Ação cumpre 48 ordens judiciais em Mato Grosso, Paraná, Goiás e São Paulo. Justiça determinou bloqueio de valores e suspensão das atividades de seis empresas.
Uma operação contra integrantes de uma facção criminosa cumpre 48 ordens judiciais nesta quarta-feira (26), em quatro estados, por suspeita de tráfico de drogas e lavagem de dinheiro. Segundo as investigações, o grupo e empresas ligadas aos envolvidos teriam movimentado mais de R$ 12 milhões entre 2024 e 2025.

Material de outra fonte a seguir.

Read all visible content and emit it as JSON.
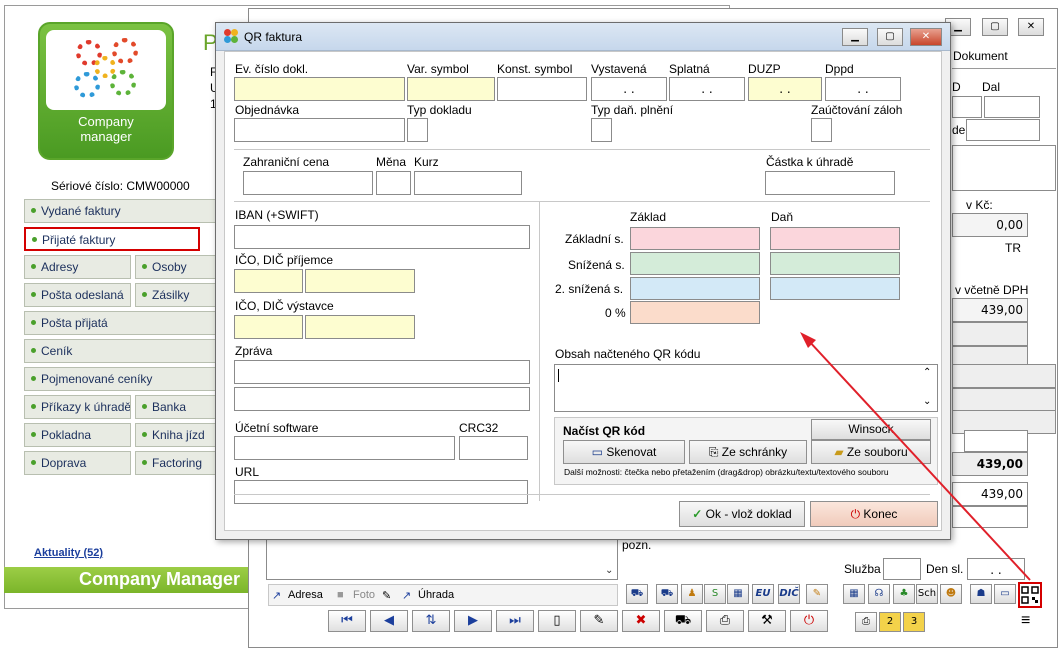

Batizada de Operação Dissolução Forçada, a ação é realizada em Mato Grosso, Paraná, Goiás e São Paulo. Entre as medidas autorizadas pela Justiça estão 18 mandados de busca e apreensão, 24 bloqueios de contas bancárias e a suspensão das atividades de seis empresas.
Os bloqueios financeiros podem alcançar até R$ 12 milhões, com o objetivo de impedir que recursos supostamente provenientes de atividades criminosas continuem circulando.
Em Mato Grosso, as ordens judiciais são cumpridas em Sinop, Cuiabá, Várzea Grande, Rondonópolis e Matupá.
A operação também ocorre em Loanda, no Paraná; Goiânia, em Goiás; e São Paulo, capital.
A investigação aponta que pessoas físicas e empresas teriam sido utilizadas para movimentar recursos obtidos por meio de atividades criminosas, com o objetivo de esconder a origem dos valores e dar aparência de legalidade ao dinheiro.
Segundo a apuração, a estrutura financeira investigada teria permitido que os recursos circulassem por diferentes contas e atividades empresariais, dificultando a identificação da origem dos valores.
Além do bloqueio das contas, a Justiça determinou a suspensão das atividades de seis empresas que aparecem na investigação.
A medida busca interromper possíveis mecanismos utilizados pelo grupo para movimentar recursos e impedir que as empresas continuem sendo utilizadas para dar aparência legal ao dinheiro supostamente proveniente de crimes.
Os bloqueios e as suspensões também devem auxiliar as autoridades na preservação dos valores e na identificação de outros possíveis envolvidos no esquema.
Durante o cumprimento dos mandados, documentos, aparelhos e outros materiais eventualmente apreendidos serão encaminhados para análise da Polícia Civil.
Os procedimentos ficarão sob responsabilidade da Delegacia de Repressão ao Crime Organizado (Draco) de Sinop, que deverá aprofundar a investigação e buscar esclarecer a participação de cada pessoa e empresa envolvida.
A apuração também deve verificar a origem dos recursos movimentados e a possível relação dos investigados com a organização criminosa.
A operação é resultado do trabalho de investigação sobre a estrutura financeira da facção e busca desarticular mecanismos utilizados para ocultar e movimentar valores provenientes de atividades ilícitas.
As investigações ainda estão em andamento. Os envolvidos são considerados inocentes até eventual condenação definitiva pela Justiça.